Saturday, January 05, 2008

All Hail FOX, ABC and Walt Disney!

The Iowa caucuses are over. Obama and Huckabee are the clear winners in Iowa, but to start yelping that everyone else might as well quit now, as some media commentators are doing, is ridiculous.

What a circus of media hype. Where I live, we haven't gotten any political ads on television yet. So, counting only national news and commentary, only six candidates seemed to receive any substantial "face time" on television, receiving less on radio.

About the only ones we saw or heard about were Obama, Clinton, and Edwards on the Democrat's side and Huckabee, Romney, McCain and Thompson on the Republican's. I listed them in order as I perceived it.

Surprise. Surprise. The candidates seemed to have faired better in direct relation to the amount of exposure they received from the national broadcast media, not counting ads. Of course, I'm not in Iowa, but in the middle of the country in an adjoining state, and I'm only guessing.

However, I do hold an M.A. in Communication, and I know that big media in the U.S. can influence outcomes though purposely selecting images and words, and allocating time amount and slot to favor one candidate over another.

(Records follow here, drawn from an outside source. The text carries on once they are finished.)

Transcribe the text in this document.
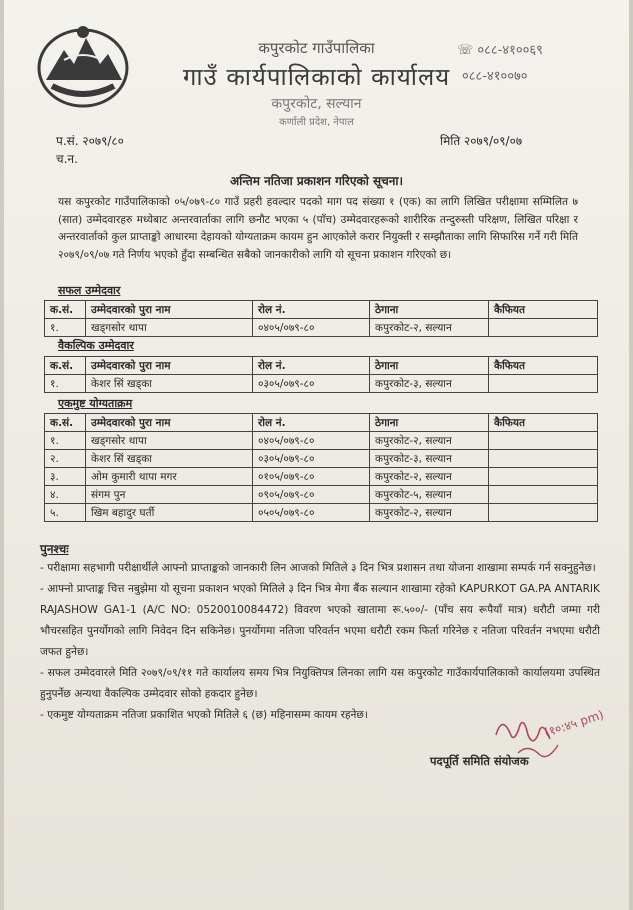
कपुरकोट गाउँपालिका
गाउँ कार्यपालिकाको कार्यालय
कपुरकोट, सल्यान
कर्णाली प्रदेश, नेपाल
☏ ०८८-४१००६९
०८८-४१००७०
प.सं. २०७९/८०
च.न.
मिति २०७९/०९/०७
अन्तिम नतिजा प्रकाशन गरिएको सूचना।
यस कपुरकोट गाउँपालिकाको ०५/०७९-८० गाउँ प्रहरी हवल्दार पदको माग पद संख्या १ (एक) का लागि लिखित परीक्षामा सम्मिलित ७ (सात) उम्मेदवारहरु मध्येबाट अन्तरवार्ताका लागि छनौट भएका ५ (पाँच) उम्मेदवारहरूको शारीरिक तन्दुरुस्ती परिक्षण, लिखित परिक्षा र अन्तरवार्ताको कुल प्राप्ताङ्को आधारमा देहायको योग्यताक्रम कायम हुन आएकोले करार नियुक्ती र सम्झौताका लागि सिफारिस गर्ने गरी मिति २०७९/०९/०७ गते निर्णय भएको हुँदा सम्बन्धित सबैको जानकारीको लागि यो सूचना प्रकाशन गरिएको छ।
सफल उम्मेदवार
क.सं.	उम्मेदवारको पुरा नाम	रोल नं.	ठेगाना	कैफियत
१.	खड्गसोर थापा	०४०५/०७९-८०	कपुरकोट-२, सल्यान	
वैकल्पिक उम्मेदवार
क.सं.	उम्मेदवारको पुरा नाम	रोल नं.	ठेगाना	कैफियत
१.	केशर सिं खड्का	०३०५/०७९-८०	कपुरकोट-३, सल्यान	
एकमुष्ट योग्यताक्रम
क.सं.	उम्मेदवारको पुरा नाम	रोल नं.	ठेगाना	कैफियत
१.	खड्गसोर थापा	०४०५/०७९-८०	कपुरकोट-२, सल्यान	
२.	केशर सिं खड्का	०३०५/०७९-८०	कपुरकोट-३, सल्यान	
३.	ओम कुमारी थापा मगर	०१०५/०७९-८०	कपुरकोट-२, सल्यान	
४.	संगम पुन	०९०५/०७९-८०	कपुरकोट-५, सल्यान	
५.	खिम बहादुर घर्ती	०५०५/०७९-८०	कपुरकोट-२, सल्यान	
पुनश्चः

- परीक्षामा सहभागी परीक्षार्थीले आफ्नो प्राप्ताङ्कको जानकारी लिन आजको मितिले ३ दिन भित्र प्रशासन तथा योजना शाखामा सम्पर्क गर्न सक्नुहुनेछ।

- आफ्नो प्राप्ताङ्क चित्त नबुझेमा यो सूचना प्रकाशन भएको मितिले ३ दिन भित्र मेगा बैंक सल्यान शाखामा रहेको KAPURKOT GA.PA ANTARIK RAJASHOW GA1-1 (A/C NO: 0520010084472) विवरण भएको खातामा रू.५००/- (पाँच सय रूपैयाँ मात्र) धरौटी जम्मा गरी भौचरसहित पुनर्योगको लागि निवेदन दिन सकिनेछ। पुनर्योगमा नतिजा परिवर्तन भएमा धरौटी रकम फिर्ता गरिनेछ र नतिजा परिवर्तन नभएमा धरौटी जफत हुनेछ।

- सफल उम्मेदवारले मिति २०७९/०९/११ गते कार्यालय समय भित्र नियुक्तिपत्र लिनका लागि यस कपुरकोट गाउँकार्यपालिकाको कार्यालयमा उपस्थित हुनुपर्नेछ अन्यथा वैकल्पिक उम्मेदवार सोको हकदार हुनेछ।

- एकमुष्ट योग्यताक्रम नतिजा प्रकाशित भएको मितिले ६ (छ) महिनासम्म कायम रहनेछ।	(१०:४५ pm)
पदपूर्ति समिति संयोजक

I hope the researchers at the
Annenberg Center for the Study of Journalism & Democracy are studying this, and will publish some statistics about the correlation of the amount of broadcast time, not counting ads, to winning candidates.

Fox News (owned by Rupert Murdock) prevented Dennis Kucinich, from participating in the political debate in Des Moines, Iowa, before the caucuses. Yesterday, ABC (owned by Walt Disney) announced that Democratic presidential candidates Kucinich and Mike Gravel, and Republican Duncan Hunter would not be allowed to participate on its prime-time debates tonight in New Hampshire.

The network purposely set benchmarks to narrow the participants in the debates, so much so that Senators Joe Biden and Chris Dodd immediately bowed out of the race after the Iowa results were announced. Are they gentlemen or quitters?

According to the AP, "Candidates had to meet at least one of three criteria: place first through fourth in Iowa, poll 5 percent or higher in one of the last four major New Hampshire surveys, or poll 5 percent or higher in one of the last four major national surveys."

Tonight, Republicans Mike Huckabee, John McCain, Rudy Giuliani, Fred Thompson, Mitt Romney and Ron Paul will be allowed by ABC to debate. They start at 7 p.m. EST.

Shortly after their debate, which is scheduled to last 90 minutes, the ABC chosen Democrats Barack Obama, Hillary Clinton, John Edwards and Bill Richardson will take the stage for 90 minutes. ABC has chosen.

All hail FOX, ABC, and Walt Disney!

The airwaves belong to the American people. Yet, Americans must now pay a "provider" in order to obtain the programming from those airwaves, and a year from now they must have new, expensive digital receivers or they will be deprived of receiving anything. This is crazy stuff.

Even more important, never before has a network arbitrarily set rules to block Americans from making their views known in a national election. That was something unimaginable when I received a Masters in Communication, exactly 200 years after the establishment of the United States of America.

Kucinich has filed a complaint with the FCC. That won't do any good. The FCC is totally in the pockets of the huge media complex, the growth, or power grabs, of which the FCC is facilitating.

Americans want change. Well, Americans will get change, but it may turn out to be the worst kind of change.

Let's face it Americans, we are already you-know-what. This isn't an election, it's a media-driven circus.